- O comissário europeu do Comércio, Maroš Šefčovič, disse que a União Europeia vai defender os seus empregos e indústrias, mesmo após China ameaçar retaliação.
- Pequim indicou contramedidas se a UE não suavizar a política industrial “Made in Europe” e a Lei de Cibersegurança, que podem restringir empresas chinesas no bloco.

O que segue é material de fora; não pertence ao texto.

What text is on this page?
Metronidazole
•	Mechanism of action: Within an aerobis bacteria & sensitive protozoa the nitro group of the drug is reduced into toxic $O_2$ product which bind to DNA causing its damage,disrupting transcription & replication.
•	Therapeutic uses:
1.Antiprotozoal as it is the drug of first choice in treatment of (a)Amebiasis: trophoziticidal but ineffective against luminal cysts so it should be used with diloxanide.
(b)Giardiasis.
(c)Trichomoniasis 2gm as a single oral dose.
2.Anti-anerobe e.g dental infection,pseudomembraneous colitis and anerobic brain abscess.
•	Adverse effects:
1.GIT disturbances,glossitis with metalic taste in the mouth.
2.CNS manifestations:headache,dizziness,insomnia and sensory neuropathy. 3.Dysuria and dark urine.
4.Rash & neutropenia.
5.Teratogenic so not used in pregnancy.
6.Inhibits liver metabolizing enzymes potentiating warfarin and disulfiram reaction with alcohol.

- A UE apresentou propostas legislativas em cibersegurança e no mercado único, provocando reacções da China, que acusa práticas desleais.

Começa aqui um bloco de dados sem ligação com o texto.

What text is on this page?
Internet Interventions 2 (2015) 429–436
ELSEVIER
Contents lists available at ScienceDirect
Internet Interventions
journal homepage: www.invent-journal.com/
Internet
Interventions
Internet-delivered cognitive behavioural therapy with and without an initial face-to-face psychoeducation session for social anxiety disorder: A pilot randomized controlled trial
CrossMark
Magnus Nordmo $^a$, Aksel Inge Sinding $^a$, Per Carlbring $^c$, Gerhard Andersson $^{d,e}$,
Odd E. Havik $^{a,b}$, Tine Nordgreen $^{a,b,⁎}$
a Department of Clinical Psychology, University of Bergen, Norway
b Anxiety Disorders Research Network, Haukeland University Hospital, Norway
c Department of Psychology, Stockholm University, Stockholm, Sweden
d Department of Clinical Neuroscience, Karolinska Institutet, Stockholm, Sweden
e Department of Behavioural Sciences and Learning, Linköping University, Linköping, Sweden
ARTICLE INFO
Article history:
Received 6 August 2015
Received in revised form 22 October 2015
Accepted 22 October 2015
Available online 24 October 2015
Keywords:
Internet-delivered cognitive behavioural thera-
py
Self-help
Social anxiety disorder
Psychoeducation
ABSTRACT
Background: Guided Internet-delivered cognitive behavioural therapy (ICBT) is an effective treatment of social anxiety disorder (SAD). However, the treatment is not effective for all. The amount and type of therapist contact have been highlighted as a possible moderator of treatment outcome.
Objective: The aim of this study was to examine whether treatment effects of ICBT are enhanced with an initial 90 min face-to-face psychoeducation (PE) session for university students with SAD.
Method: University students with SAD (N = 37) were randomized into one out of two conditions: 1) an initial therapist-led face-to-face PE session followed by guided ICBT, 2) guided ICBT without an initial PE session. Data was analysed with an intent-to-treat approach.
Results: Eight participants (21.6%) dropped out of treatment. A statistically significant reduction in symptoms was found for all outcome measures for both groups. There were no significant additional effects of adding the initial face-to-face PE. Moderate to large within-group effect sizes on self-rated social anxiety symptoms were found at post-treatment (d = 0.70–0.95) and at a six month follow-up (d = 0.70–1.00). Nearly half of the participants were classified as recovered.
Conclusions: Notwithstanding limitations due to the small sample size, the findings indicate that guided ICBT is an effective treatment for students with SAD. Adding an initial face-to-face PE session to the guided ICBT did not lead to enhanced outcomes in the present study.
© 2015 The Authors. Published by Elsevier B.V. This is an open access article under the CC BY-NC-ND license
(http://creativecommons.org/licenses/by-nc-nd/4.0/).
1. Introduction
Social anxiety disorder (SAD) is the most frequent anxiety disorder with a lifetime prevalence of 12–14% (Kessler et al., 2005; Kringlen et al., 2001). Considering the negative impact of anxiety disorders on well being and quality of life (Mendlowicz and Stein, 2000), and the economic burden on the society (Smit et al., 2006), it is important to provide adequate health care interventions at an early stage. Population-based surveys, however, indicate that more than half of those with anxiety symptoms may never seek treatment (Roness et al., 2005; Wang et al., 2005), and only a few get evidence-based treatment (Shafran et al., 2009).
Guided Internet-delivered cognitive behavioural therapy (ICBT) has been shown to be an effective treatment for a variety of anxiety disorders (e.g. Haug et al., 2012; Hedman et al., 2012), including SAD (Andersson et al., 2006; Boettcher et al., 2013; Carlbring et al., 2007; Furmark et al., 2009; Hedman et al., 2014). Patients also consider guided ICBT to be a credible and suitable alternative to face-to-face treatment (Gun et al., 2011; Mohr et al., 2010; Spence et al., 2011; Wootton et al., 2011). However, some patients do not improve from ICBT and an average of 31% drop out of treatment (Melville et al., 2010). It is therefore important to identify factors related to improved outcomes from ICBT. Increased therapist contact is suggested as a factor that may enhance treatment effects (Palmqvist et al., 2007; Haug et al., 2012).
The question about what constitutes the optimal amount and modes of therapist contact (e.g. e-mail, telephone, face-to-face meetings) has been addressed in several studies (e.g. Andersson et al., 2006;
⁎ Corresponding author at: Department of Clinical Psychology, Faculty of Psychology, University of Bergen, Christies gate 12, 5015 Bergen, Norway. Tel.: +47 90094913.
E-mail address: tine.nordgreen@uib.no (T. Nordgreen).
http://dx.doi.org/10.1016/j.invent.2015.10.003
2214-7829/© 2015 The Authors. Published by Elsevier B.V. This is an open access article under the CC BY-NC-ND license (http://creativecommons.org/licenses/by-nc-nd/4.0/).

- O défice comercial da UE com a China atingiu 359,3 mil milhões de euros em 2025, considerado insustentável pelo comissário.
- Šefčovič pediu negociações sérias e resultados concretos, convidando o ministro dos Negócios Estrangeiros chinês a visitar Bruxelas para avaliação da situação.
O Comissário Europeu do Comércio, Maroš Šefčovič, assegurou à Euronews que a União Europeia não recuará na defesa das suas indústrias, numa altura em que a China ameaça com contramedidas. As declarações surgem num contexto de esforço europeu para reforçar a política industrial do bloco e a soberania económica.
Šefčovič reiterou que a UE defenderá os empregos e as empresas europeias sempre que houver tratamento injusto, descrevendo a reação como firme, mas sem recorrer a guerras comerciais. Garantiu que Bruxelas não cede às pressões mediáticas e pediu paciência estratégica.
A China aumentou a pressão ao sinalizar retaliação caso a UE afirme medidas centrais da proposta Made in Europe e da Lei de Cibersegurança, que poderá limitar a entrada de empresas chinesas no mercado comum. Diplomatas dizem que Pequim não deseja escalada, mas manterá a sua posição.
Relações comerciais e desequilíbrios
O fiasco bilateral intensifica-se num ano em que o défice comercial com a China atingiu 359,3 mil milhões de euros em 2025, segundo dados da UE. O valor foi visto como insustentável por Šefčovič, que pediu uma resposta coordenada da UE.
A UE tem usado instrumentos de defesa comercial para combater alegados dumping e subsidiações chinesas, à medida que monitoriza a transferência de produção para fora da China e o redirecionamento de exportações para a Europa, face aos direitos aplicados nos EUA.
Perspetivas e próximos passos
Šefčovič mencionou a necessidade de negociações sérias com Pequim, afirmando ter convidado o ministro dos Negócios Estrangeiros chinês a visitar Bruxelas para avaliar a situação com mais detalhe. O objetivo é obter compromissos construtivos por parte de Pequim.
A UE mantém a expectativa de resultados concretos na readequação das relações comerciais. Enquanto isso, Bruxelas continua a defender o acesso equitativo ao mercado e a proteger cadeias de abastecimento críticas para tecnologia, automóvel e defesa.